W3C home > Mailing lists > Public > public-webpayments@w3.org > December 2011

Re: Fwd: Contributor License Agreement

From: Manu Sporny <msporny@digitalbazaar.com>
Date: Wed, 30 Nov 2011 23:46:58 -0500
Message-ID: <4ED706C2.9090001@digitalbazaar.com>
To: public-webpayments@w3.org
Hi Steven,

Sorry for the very belated reply... still catching up on e-mail sent
over Thanksgiving and the presentation to W3Conf on Web Payments.

On 11/07/2011 04:54 PM, Steven Rowat wrote:
>> Where is the flaw? Nobody is being forced to agree to the CLA to
>> contribute. The public is well represented as are various
>> organizations.
>> Does that clear things up, Steven? Or are you still concerned
>> about how the mailing lists are structured?
> I don't see a problem for myself on the basis of how you've
> clarified that you only have one list and how this one list
> operates.

Glad to hear it. :)

> But I still see that it may be harder for you; this situation is a
> case in point. We went merrily along with you assuming I had signed
> a CLA and me not doing so and assuming I didn't have to because it's
>  the public list.
> Now you discover that I didn't. No harm in this case, but what if
> your discovery had happened two years after I had contributed text?
> (I might have done so, being a member of the public who had not read
> all the list background pages about the CLA etc.; and this might
> happen again with other people).

Yes, very true. I screwed up in this case and will need to be more
vigilant about noticing when changes from non-CLA folks are proposed to
the mailing list.

I don't have a very good solution to this problem... it's a problem that
all Working Groups have. While it isn't a good answer, most groups
operate under good faith that the people proposing changes are not
attempting to inject patented features into the specification. I've seen
many times where spec text was suggested to be changed by a non-WG
member and the change went in... far from ideal, but it happens often.

In fact, I know of no single court case where a company, using an
undercover standards participant, attempted to inject patented knowledge
into an open specification as that behavior could cancel out a patent
win in court with an equally massive fine of some sort.

> If there had been two lists, one for contributions, formal, and one
> for the public, then that wouldn't happen, correct?

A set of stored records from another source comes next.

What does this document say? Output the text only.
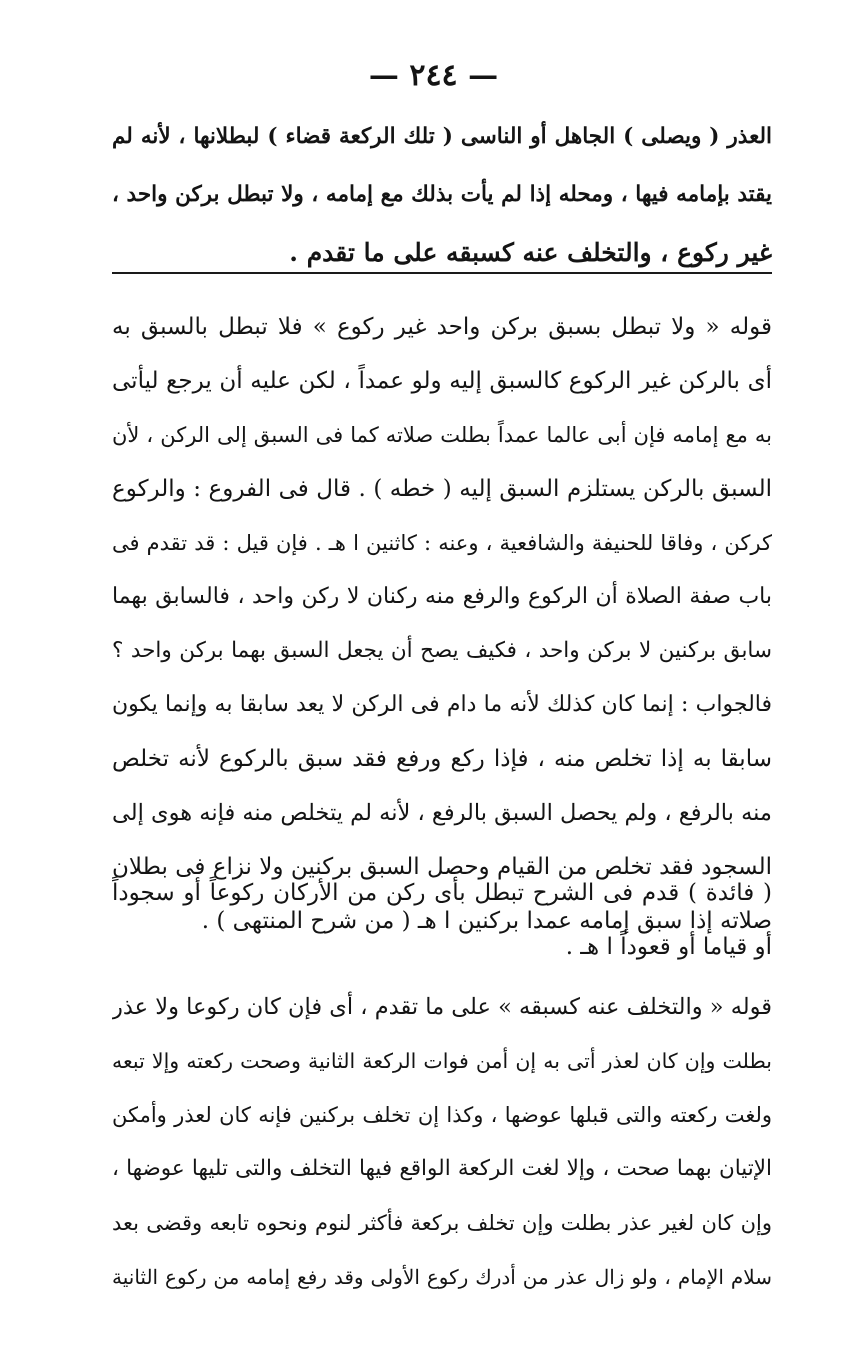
— ٢٤٤ —
العذر ( ويصلى ) الجاهل أو الناسى ( تلك الركعة قضاء ) لبطلانها ، لأنه لم
يقتد بإمامه فيها ، ومحله إذا لم يأت بذلك مع إمامه ، ولا تبطل بركن واحد ،
غير ركوع ، والتخلف عنه كسبقه على ما تقدم .
قوله « ولا تبطل بسبق بركن واحد غير ركوع » فلا تبطل بالسبق به
أى بالركن غير الركوع كالسبق إليه ولو عمداً ، لكن عليه أن يرجع ليأتى
به مع إمامه فإن أبى عالما عمداً بطلت صلاته كما فى السبق إلى الركن ، لأن
السبق بالركن يستلزم السبق إليه ( خطه ) . قال فى الفروع : والركوع
كركن ، وفاقا للحنيفة والشافعية ، وعنه : كاثنين ا هـ . فإن قيل : قد تقدم فى
باب صفة الصلاة أن الركوع والرفع منه ركنان لا ركن واحد ، فالسابق بهما
سابق بركنين لا بركن واحد ، فكيف يصح أن يجعل السبق بهما بركن واحد ؟
فالجواب : إنما كان كذلك لأنه ما دام فى الركن لا يعد سابقا به وإنما يكون
سابقا به إذا تخلص منه ، فإذا ركع ورفع فقد سبق بالركوع لأنه تخلص
منه بالرفع ، ولم يحصل السبق بالرفع ، لأنه لم يتخلص منه فإنه هوى إلى
السجود فقد تخلص من القيام وحصل السبق بركنين ولا نزاع فى بطلان
صلاته إذا سبق إمامه عمدا بركنين ا هـ ( من شرح المنتهى ) .
( فائدة ) قدم فى الشرح تبطل بأى ركن من الأركان ركوعاً أو سجوداً
أو قياما أو قعوداً ا هـ .
قوله « والتخلف عنه كسبقه » على ما تقدم ، أى فإن كان ركوعا ولا عذر
بطلت وإن كان لعذر أتى به إن أمن فوات الركعة الثانية وصحت ركعته وإلا تبعه
ولغت ركعته والتى قبلها عوضها ، وكذا إن تخلف بركنين فإنه كان لعذر وأمكن
الإتيان بهما صحت ، وإلا لغت الركعة الواقع فيها التخلف والتى تليها عوضها ،
وإن كان لغير عذر بطلت وإن تخلف بركعة فأكثر لنوم ونحوه تابعه وقضى بعد
سلام الإمام ، ولو زال عذر من أدرك ركوع الأولى وقد رفع إمامه من ركوع الثانية
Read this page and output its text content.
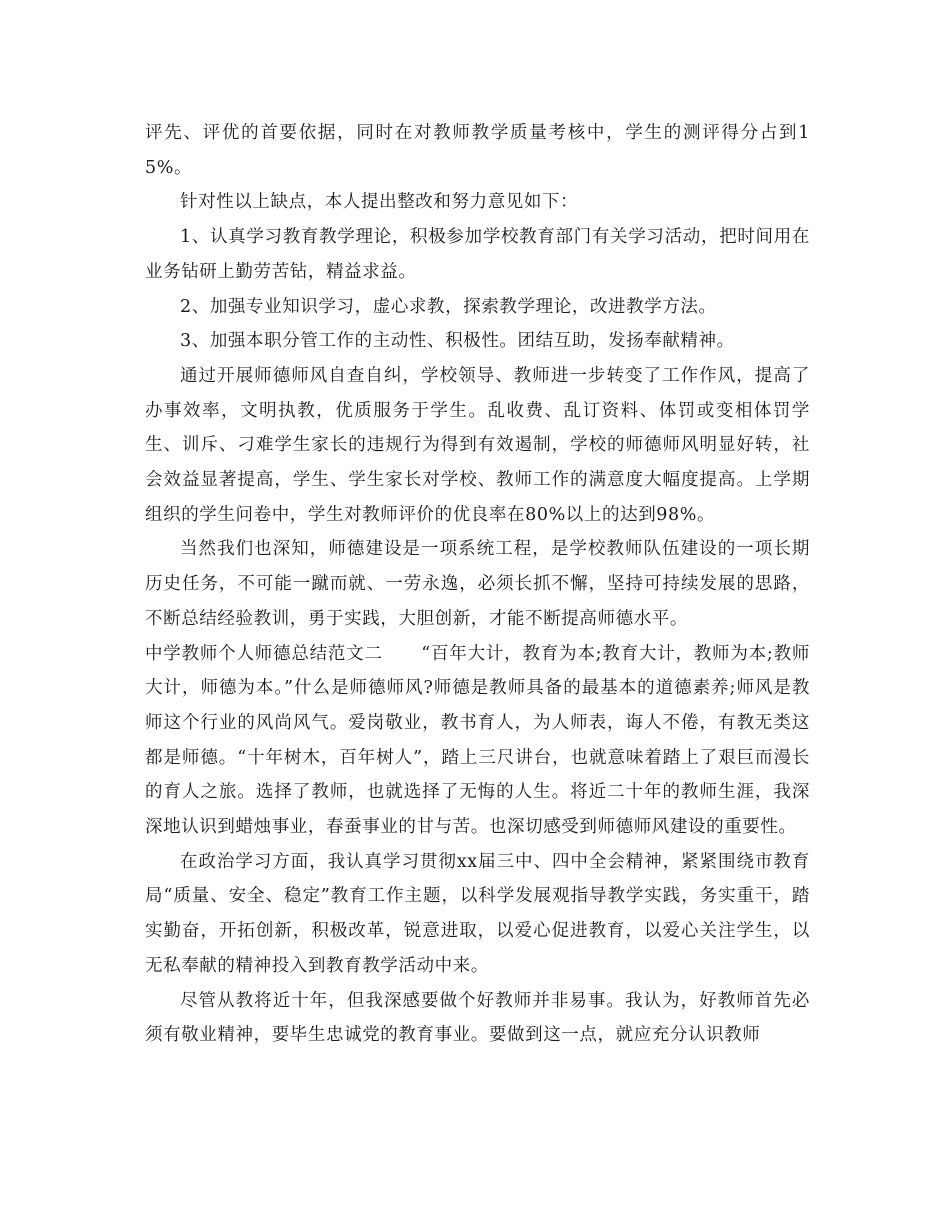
评先、评优的首要依据，同时在对教师教学质量考核中，学生的测评得分占到15%。

针对性以上缺点，本人提出整改和努力意见如下：

1、认真学习教育教学理论，积极参加学校教育部门有关学习活动，把时间用在业务钻研上勤劳苦钻，精益求益。

2、加强专业知识学习，虚心求教，探索教学理论，改进教学方法。

3、加强本职分管工作的主动性、积极性。团结互助，发扬奉献精神。

通过开展师德师风自查自纠，学校领导、教师进一步转变了工作作风，提高了办事效率，文明执教，优质服务于学生。乱收费、乱订资料、体罚或变相体罚学生、训斥、刁难学生家长的违规行为得到有效遏制，学校的师德师风明显好转，社会效益显著提高，学生、学生家长对学校、教师工作的满意度大幅度提高。上学期组织的学生问卷中，学生对教师评价的优良率在80%以上的达到98%。

当然我们也深知，师德建设是一项系统工程，是学校教师队伍建设的一项长期历史任务，不可能一蹴而就、一劳永逸，必须长抓不懈，坚持可持续发展的思路，不断总结经验教训，勇于实践，大胆创新，才能不断提高师德水平。

中学教师个人师德总结范文二 “百年大计，教育为本;教育大计，教师为本;教师大计，师德为本。”什么是师德师风?师德是教师具备的最基本的道德素养;师风是教师这个行业的风尚风气。爱岗敬业，教书育人，为人师表，诲人不倦，有教无类这都是师德。“十年树木，百年树人”，踏上三尺讲台，也就意味着踏上了艰巨而漫长的育人之旅。选择了教师，也就选择了无悔的人生。将近二十年的教师生涯，我深深地认识到蜡烛事业，春蚕事业的甘与苦。也深切感受到师德师风建设的重要性。

在政治学习方面，我认真学习贯彻xx届三中、四中全会精神，紧紧围绕市教育局“质量、安全、稳定”教育工作主题，以科学发展观指导教学实践，务实重干，踏实勤奋，开拓创新，积极改革，锐意进取，以爱心促进教育，以爱心关注学生，以无私奉献的精神投入到教育教学活动中来。

尽管从教将近十年，但我深感要做个好教师并非易事。我认为，好教师首先必须有敬业精神，要毕生忠诚党的教育事业。要做到这一点，就应充分认识教师
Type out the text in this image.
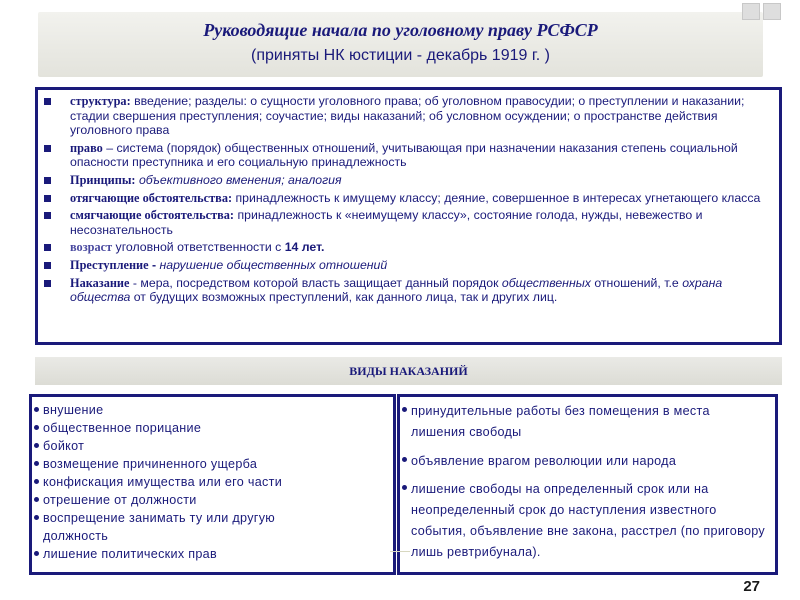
Руководящие начала по уголовному праву РСФСР
(приняты НК юстиции - декабрь 1919 г. )
структура: введение; разделы: о сущности уголовного права; об уголовном правосудии; о преступлении и наказании; стадии свершения преступления; соучастие; виды наказаний; об условном осуждении; о пространстве действия уголовного права
право – система (порядок) общественных отношений, учитывающая при назначении наказания степень социальной опасности преступника и его социальную принадлежность
Принципы: объективного вменения; аналогия
отягчающие обстоятельства: принадлежность к имущему классу; деяние, совершенное в интересах угнетающего класса
смягчающие обстоятельства: принадлежность к «неимущему классу», состояние голода, нужды, невежество и несознательность
возраст уголовной ответственности с 14 лет.
Преступление - нарушение общественных отношений
Наказание - мера, посредством которой власть защищает данный порядок общественных отношений, т.е охрана общества от будущих возможных преступлений, как данного лица, так и других лиц.
ВИДЫ НАКАЗАНИЙ
внушение
общественное порицание
бойкот
возмещение причиненного ущерба
конфискация имущества или его части
отрешение от должности
воспрещение занимать ту или другую должность
лишение политических прав
принудительные работы без помещения в места лишения свободы
объявление врагом революции или народа
лишение свободы на определенный срок или на неопределенный срок до наступления известного события, объявление вне закона, расстрел (по приговору лишь ревтрибунала).
27
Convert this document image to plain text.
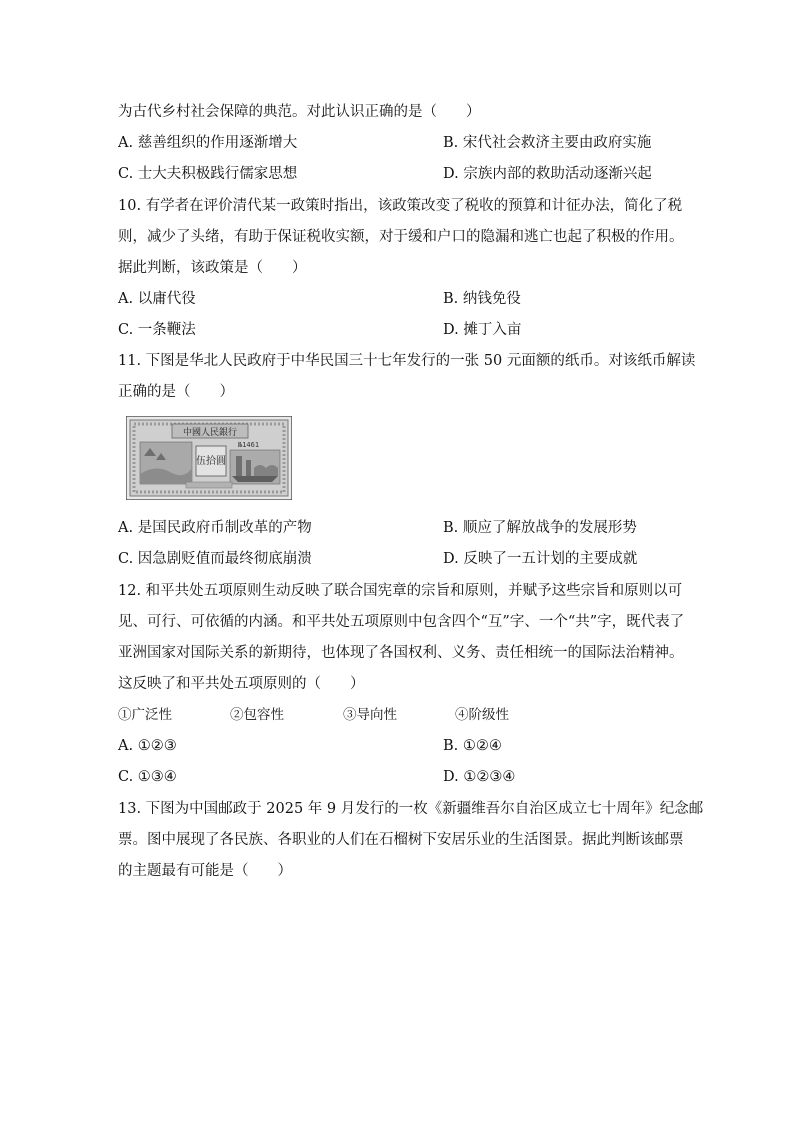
为古代乡村社会保障的典范。对此认识正确的是（　　）
A. 慈善组织的作用逐渐增大	B. 宋代社会救济主要由政府实施
C. 士大夫积极践行儒家思想	D. 宗族内部的救助活动逐渐兴起
10. 有学者在评价清代某一政策时指出，该政策改变了税收的预算和计征办法，简化了税
则，减少了头绪，有助于保证税收实额，对于缓和户口的隐漏和逃亡也起了积极的作用。
据此判断，该政策是（　　）
A. 以庸代役	B. 纳钱免役
C. 一条鞭法	D. 摊丁入亩
11. 下图是华北人民政府于中华民国三十七年发行的一张 50 元面额的纸币。对该纸币解读
正确的是（　　）
中國人民銀行
№1461
伍拾圓
A. 是国民政府币制改革的产物	B. 顺应了解放战争的发展形势
C. 因急剧贬值而最终彻底崩溃	D. 反映了一五计划的主要成就
12. 和平共处五项原则生动反映了联合国宪章的宗旨和原则，并赋予这些宗旨和原则以可
见、可行、可依循的内涵。和平共处五项原则中包含四个“互”字、一个“共”字，既代表了
亚洲国家对国际关系的新期待，也体现了各国权利、义务、责任相统一的国际法治精神。
这反映了和平共处五项原则的（　　）
①广泛性	②包容性	③导向性	④阶级性
A. ①②③	B. ①②④
C. ①③④	D. ①②③④
13. 下图为中国邮政于 2025 年 9 月发行的一枚《新疆维吾尔自治区成立七十周年》纪念邮
票。图中展现了各民族、各职业的人们在石榴树下安居乐业的生活图景。据此判断该邮票
的主题最有可能是（　　）
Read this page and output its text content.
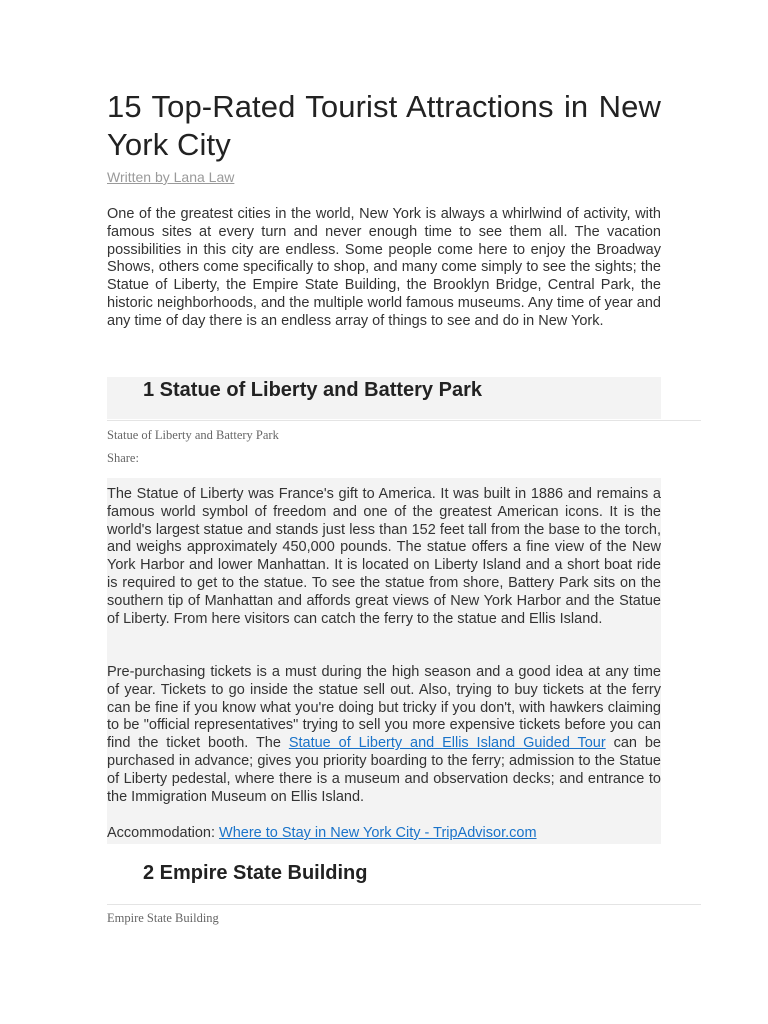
15 Top-Rated Tourist Attractions in New York City

Written by Lana Law

One of the greatest cities in the world, New York is always a whirlwind of activity, with famous sites at every turn and never enough time to see them all. The vacation possibilities in this city are endless. Some people come here to enjoy the Broadway Shows, others come specifically to shop, and many come simply to see the sights; the Statue of Liberty, the Empire State Building, the Brooklyn Bridge, Central Park, the historic neighborhoods, and the multiple world famous museums. Any time of year and any time of day there is an endless array of things to see and do in New York.

1 Statue of Liberty and Battery Park

Statue of Liberty and Battery Park

Share:

The Statue of Liberty was France's gift to America. It was built in 1886 and remains a famous world symbol of freedom and one of the greatest American icons. It is the world's largest statue and stands just less than 152 feet tall from the base to the torch, and weighs approximately 450,000 pounds. The statue offers a fine view of the New York Harbor and lower Manhattan. It is located on Liberty Island and a short boat ride is required to get to the statue. To see the statue from shore, Battery Park sits on the southern tip of Manhattan and affords great views of New York Harbor and the Statue of Liberty. From here visitors can catch the ferry to the statue and Ellis Island.

Pre-purchasing tickets is a must during the high season and a good idea at any time of year. Tickets to go inside the statue sell out. Also, trying to buy tickets at the ferry can be fine if you know what you're doing but tricky if you don't, with hawkers claiming to be "official representatives" trying to sell you more expensive tickets before you can find the ticket booth. The Statue of Liberty and Ellis Island Guided Tour can be purchased in advance; gives you priority boarding to the ferry; admission to the Statue of Liberty pedestal, where there is a museum and observation decks; and entrance to the Immigration Museum on Ellis Island.

Accommodation: Where to Stay in New York City - TripAdvisor.com

2 Empire State Building

Empire State Building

Yes... but at the cost of confusing people that would like to
contribute. My experience is that it tends to confuse newcomers and
creates unnecessary friction for contributors. Discussing a change on
one list and then requesting for the change to happen on another mailing
list tends to need to be explained over and over again during the
life-cycle of a group.

The WHATWG has a fairly draconian policy that no spec text can be
proposed on the mailing list. You explain what is confusing about the
text and what you'd like to change... then the editor of the document
creates the specification text. Then again, they're operating without
any sort of patent policy in place, AFAIK... and that's for HTML5.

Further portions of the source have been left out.